The structural deficit, which is stripped of growth fluctuations and is closely watched by Brussels, is forecast to rise to 1.4% of GDP in 2020 from 1.2% this year -- in defiance of EU rules which call for the number to decline progressively toward zero.
In July, the European Commission urged Italy to reduce the structural deficit by 0.6 points next year.
The previous Italian government, which included the euroskeptic League party, clashed ferociously with Brussels last year when it pledged to hike the 2019 deficit to 2.4% of GDP as it sought to boost welfare spending.
However, the League is not in the new coalition and Economy Minister Roberto Gualtieri said on Monday he hoped to have a “constructive dialogue” with Europe over the budget, avoiding the sort of inflammatory language that so riled EU officials in the past.

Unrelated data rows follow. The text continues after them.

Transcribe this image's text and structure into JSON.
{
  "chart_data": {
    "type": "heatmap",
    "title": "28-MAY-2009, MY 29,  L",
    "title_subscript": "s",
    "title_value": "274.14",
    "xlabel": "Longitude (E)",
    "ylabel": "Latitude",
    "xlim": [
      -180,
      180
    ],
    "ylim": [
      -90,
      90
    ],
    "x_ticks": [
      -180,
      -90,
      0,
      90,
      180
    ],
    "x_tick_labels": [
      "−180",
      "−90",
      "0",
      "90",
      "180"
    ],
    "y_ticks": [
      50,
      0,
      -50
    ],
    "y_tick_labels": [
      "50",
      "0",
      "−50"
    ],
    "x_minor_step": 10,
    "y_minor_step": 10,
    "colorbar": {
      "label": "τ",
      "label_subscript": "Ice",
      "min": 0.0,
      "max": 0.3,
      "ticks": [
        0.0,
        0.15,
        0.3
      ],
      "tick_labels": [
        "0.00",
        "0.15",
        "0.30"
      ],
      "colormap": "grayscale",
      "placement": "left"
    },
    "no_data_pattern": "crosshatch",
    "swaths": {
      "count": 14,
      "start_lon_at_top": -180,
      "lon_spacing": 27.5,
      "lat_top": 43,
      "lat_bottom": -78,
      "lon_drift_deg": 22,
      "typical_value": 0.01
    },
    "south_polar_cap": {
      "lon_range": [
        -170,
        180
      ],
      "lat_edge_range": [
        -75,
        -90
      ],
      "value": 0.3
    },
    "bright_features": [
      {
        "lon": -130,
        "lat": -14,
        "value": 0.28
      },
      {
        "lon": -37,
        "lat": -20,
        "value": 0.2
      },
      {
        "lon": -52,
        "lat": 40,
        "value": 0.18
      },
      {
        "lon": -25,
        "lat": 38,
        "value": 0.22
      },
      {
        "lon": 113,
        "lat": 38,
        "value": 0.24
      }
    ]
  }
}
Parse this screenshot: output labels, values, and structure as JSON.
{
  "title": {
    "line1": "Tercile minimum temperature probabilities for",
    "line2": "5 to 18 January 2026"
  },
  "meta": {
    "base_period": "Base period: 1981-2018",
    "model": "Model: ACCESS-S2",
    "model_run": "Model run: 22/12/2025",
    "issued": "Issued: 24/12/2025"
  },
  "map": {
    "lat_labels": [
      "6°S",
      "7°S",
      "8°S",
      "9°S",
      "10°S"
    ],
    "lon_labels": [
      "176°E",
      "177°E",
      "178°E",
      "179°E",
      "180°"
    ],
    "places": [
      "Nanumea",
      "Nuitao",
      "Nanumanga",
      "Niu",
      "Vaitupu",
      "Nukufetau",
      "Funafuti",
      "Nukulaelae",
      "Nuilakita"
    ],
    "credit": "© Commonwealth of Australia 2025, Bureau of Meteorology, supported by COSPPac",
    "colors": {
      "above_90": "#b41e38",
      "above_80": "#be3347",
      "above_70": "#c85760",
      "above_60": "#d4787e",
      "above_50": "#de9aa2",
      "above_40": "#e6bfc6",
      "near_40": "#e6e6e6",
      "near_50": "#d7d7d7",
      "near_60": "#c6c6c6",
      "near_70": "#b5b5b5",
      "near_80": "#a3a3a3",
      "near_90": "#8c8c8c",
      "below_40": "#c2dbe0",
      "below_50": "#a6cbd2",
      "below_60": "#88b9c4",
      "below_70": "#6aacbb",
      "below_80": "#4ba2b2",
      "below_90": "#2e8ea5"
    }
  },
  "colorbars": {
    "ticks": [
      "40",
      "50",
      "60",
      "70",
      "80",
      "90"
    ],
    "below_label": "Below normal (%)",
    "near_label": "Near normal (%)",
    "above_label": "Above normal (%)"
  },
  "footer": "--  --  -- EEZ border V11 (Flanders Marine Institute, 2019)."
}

Much of the deficit in the forthcoming budget will be used to head off an automatic increase in value-added sales taxes (VAT), that had been due to come into force in January and was meant to raise some 23 billion euros ($25.2 billion) to ensure Italy complied with EU fiscal rules.
Economists warned such a hike could have snuffed out Italy’s timid growth and the new government, which took office last month, said avoiding the VAT rise was a priority.
Italy’s debt, proportionally the second highest in the euro zone after Greece’s, is forecast to rise to a new peak of 135.7% this year, before declining to 135.2% in 2020.
Last year’s ratio came in at 134.8%.
Heavily indebted Italy has consistently underperformed its European partners over the past two decades and successive governments have promised to reverse the trend through multiple reform programs. These have mostly failed.
The latest administration has said it will focus on battling tax evasion and look to raise a hefty 7 billion euros from a new crackdown next year. As part of this plan, it aims to introduce measures to encourage people to use easily traced credit cards rather than resort to opaque cash transactions.
“We will never solve structural problems in this country unless we overcome tax evasion. The government will be very serious on this issue,” Gualtieri said.
He added that the coalition also wanted to promote environment-friendly policies and would issue so-called Green Bonds to pay for various projects.